After wandering around for 40 years in a primitive wasteland, where God provided both food and water when none could be found otherwise, the chosen Hebrew nation was at their defining moment once again. As a people group, they could decide once and for all to live as God called them to live, in a Promised Land… or they could reject the words of God, and wander in the wasteland forever. Their leader, Joshua (not Moses at this point), said to them:
Joshua 1:7 Only be strong and very courageous; be careful to do according to all the law which Moses My servant commanded you; do not turn from it to the right or to the left, so that you may have success wherever you go.
The people chose to listen and heed these words, at least for a period of time, and God blessed them greatly… as long as they did. The law of God was the equivalent of God’s divine voice, given through Moses, as the instruction manual for maintaining the covenant relationship God had established with them. When they began abandoning these words, things turned against them. When they returned in repentance to God, seeking forgiveness and restoration, heeding once again His instruction manual, God reconciled with them and began blessing them once again.
By the time Jesus arrived in Galilee and Judea hundreds and hundreds of years later, the words of Moses and the law of God was so misconstrued that few of the leaders, and most of the people, looked very little like the trusting Hebrew nation that came out of the wilderness.
They needed a new word from God. They needed a new covenant. So God (the Son) left heaven to come and reconcile all mankind, not just the Hebrew nation, back to Himself. He spoke the divine voice of God again, with new instructions about a new covenant. His authority was established in mighty ways, through signs and miracles, through which He demonstrated His authority, control and presence as “God with us.” (Immanuel)

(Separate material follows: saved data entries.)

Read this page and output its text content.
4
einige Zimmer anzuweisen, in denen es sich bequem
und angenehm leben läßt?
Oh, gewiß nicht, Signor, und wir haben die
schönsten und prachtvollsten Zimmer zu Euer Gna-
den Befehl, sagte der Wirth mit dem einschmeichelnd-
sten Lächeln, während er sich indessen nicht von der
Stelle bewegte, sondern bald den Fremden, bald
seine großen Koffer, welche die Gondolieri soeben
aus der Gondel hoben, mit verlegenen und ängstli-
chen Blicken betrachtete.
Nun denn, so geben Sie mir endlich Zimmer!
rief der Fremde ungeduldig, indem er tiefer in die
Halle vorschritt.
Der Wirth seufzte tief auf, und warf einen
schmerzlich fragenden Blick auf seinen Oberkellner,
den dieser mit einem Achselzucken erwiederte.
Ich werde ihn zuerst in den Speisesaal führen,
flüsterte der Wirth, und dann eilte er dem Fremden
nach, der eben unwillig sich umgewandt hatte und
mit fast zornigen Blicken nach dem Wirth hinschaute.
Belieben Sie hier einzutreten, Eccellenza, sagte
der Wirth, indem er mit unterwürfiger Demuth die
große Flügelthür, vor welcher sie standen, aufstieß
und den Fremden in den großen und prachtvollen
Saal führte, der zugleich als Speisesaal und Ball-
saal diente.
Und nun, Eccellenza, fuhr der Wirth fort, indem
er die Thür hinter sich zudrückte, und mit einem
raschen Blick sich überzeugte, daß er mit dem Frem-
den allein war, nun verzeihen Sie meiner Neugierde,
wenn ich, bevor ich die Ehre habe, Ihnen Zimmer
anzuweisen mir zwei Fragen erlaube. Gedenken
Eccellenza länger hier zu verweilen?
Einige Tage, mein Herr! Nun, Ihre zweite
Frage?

One night as the disciples were crossing the sea of Galilee, a storm threatened to sink their boat, and in the process they would all die in the depths of the raging waters. But then, suddenly, out of nowhere, Jesus comes walking to them on the waves. They cower in fear, thinking they see a ghost. Now hear the words of Jesus, to these fearful expert fishermen:
Matthew 14:27
But immediately Jesus spoke to them, saying, “Take courage, it is I; do not be afraid.”
Courage then, from the Old Testament and the New Testament, could be defined as the RESULT of faith in action, placed in the divine voice of God, instructing us to NOT BE AFRAID.
Not so easy to do in this world today is it?
Not when those given the task to protect us… allow innocent lives to be taken, when it could so easily have been averted.
Not when those given the task to rule and lead us… constantly politicize the event rather than deal with the real issue of accountability of the humans involved.
Not when the society we live in constantly belittles and condemns our leaders who have the courage to stand for their faith in God, and vocalize it publicly.
But here’s the thing…
Neither God the Father in the Old Testament, nor Jesus Christ, the Son of God, in the New testament… said it would be easy. Remember what they did say…
“Be strong and very courageous…!”
“Take courage… it is I; do not be afraid!”
Think of it this way…
It is not courage, if it is easy.
It is not courage, if you are not in danger.
It is not courage, if the core of your faith is not challenged in any way.
It is not courage, when you say, or do, or think… like everyone else.
Courage is living out your faith in Jesus…
Living as He lived, by yielding every moment of every day, to the glory of God the Father.
What does courage look like… for you?